I have difficulty getting articles off the Internet. Can I use these?(A15)


Because Internet is freely accessible to almost everyone, its information overload is enormous and its reliability open for discussion. As a basic rule, consider the Internet as a not very reliable source. If you visit a website, you have to make sure that it is a reliable source. What can you do to check the reliability of an Internet source?

• Check the website’s name and reputation
• Check the publisher’s name
• Check the suffix of an URL (.com/.org/.tv/.gov)
• Check when the website was updated for the last time
• Check several other sources to increase the reliability of your source
• Check the number of visitors to the website
• When referring to an Internet source in your writing always refer to the date you visited the website
• Always make references of Internet sources in footnotes and endnotes the moment you make use of this particular source in your analysis
• Use Wikipedia prudently (see Skill Sheet A15)
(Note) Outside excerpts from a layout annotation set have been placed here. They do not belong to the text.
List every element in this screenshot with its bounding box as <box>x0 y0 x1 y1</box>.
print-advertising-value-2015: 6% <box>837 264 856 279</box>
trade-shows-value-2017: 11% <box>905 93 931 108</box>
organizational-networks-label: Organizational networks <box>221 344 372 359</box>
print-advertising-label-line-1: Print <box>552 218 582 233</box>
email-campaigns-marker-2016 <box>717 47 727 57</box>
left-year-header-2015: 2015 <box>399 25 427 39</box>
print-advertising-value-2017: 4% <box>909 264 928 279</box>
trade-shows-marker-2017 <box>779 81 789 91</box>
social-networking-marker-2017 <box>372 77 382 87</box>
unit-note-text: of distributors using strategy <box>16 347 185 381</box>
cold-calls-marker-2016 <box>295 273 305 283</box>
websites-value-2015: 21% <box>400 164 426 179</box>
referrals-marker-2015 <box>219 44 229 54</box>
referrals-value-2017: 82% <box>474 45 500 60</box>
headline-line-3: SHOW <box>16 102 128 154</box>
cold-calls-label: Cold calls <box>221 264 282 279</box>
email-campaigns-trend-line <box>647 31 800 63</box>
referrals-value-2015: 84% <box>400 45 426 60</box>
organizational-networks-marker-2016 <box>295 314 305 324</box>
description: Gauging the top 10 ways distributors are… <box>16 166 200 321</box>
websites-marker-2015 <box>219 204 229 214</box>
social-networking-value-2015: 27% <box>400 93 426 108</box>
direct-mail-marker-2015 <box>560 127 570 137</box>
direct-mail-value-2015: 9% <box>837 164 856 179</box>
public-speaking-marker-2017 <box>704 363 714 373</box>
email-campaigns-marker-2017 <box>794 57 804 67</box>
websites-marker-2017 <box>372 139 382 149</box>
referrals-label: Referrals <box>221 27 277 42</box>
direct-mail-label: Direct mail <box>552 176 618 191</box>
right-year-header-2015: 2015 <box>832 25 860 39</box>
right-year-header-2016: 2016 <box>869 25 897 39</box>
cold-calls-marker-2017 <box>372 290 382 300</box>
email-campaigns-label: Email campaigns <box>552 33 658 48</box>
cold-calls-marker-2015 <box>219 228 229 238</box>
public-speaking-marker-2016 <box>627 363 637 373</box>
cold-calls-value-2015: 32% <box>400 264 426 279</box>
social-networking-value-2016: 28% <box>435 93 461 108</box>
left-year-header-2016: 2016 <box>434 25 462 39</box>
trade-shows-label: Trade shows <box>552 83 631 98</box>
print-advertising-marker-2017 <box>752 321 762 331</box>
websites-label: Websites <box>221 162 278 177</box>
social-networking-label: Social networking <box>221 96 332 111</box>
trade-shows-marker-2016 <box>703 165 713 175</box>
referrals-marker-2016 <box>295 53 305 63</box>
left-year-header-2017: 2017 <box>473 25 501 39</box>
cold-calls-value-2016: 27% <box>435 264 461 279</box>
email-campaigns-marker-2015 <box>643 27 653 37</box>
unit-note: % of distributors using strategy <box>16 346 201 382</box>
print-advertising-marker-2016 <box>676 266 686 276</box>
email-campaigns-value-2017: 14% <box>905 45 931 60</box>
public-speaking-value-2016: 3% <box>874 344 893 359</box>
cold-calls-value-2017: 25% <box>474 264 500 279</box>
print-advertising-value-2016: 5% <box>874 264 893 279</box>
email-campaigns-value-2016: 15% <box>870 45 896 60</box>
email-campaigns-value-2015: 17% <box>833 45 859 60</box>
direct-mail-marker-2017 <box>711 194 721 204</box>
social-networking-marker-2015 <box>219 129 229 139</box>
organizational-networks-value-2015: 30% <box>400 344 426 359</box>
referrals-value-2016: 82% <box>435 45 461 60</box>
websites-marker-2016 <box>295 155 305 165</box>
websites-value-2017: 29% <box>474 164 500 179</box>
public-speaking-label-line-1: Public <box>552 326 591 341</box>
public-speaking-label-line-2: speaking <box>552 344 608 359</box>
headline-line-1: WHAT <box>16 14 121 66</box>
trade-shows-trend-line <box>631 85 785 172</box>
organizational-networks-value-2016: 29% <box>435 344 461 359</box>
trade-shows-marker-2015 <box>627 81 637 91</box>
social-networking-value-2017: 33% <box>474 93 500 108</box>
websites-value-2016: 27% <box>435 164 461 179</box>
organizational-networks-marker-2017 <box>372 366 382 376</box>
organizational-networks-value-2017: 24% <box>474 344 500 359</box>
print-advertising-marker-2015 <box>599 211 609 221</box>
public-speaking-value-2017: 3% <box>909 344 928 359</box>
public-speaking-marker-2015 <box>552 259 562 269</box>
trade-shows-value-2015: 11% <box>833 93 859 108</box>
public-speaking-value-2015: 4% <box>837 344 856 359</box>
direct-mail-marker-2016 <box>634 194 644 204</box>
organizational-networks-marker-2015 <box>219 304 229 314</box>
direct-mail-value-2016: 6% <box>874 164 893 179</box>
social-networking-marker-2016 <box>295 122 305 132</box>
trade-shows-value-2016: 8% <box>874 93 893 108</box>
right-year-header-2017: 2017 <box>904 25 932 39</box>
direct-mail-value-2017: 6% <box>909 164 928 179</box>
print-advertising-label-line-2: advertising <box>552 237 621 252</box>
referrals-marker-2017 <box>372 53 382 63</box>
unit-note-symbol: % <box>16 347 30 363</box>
Save and/or print the information that you used of websites. If you are accused of plagiarism (see Skill Sheet E2), you must be able to provide the source of your information. The rate of circulation of websites is very high and many websites disappear into the mysterious landscape of the electronic highway. The validity of your research decreases if you are unable to provide the source to somebody who uses your bibliography.

The site www.archive.org allows you to search for old websites. It is a digital library. Their ‘Wayback Machine’ could help recover your lost URLs.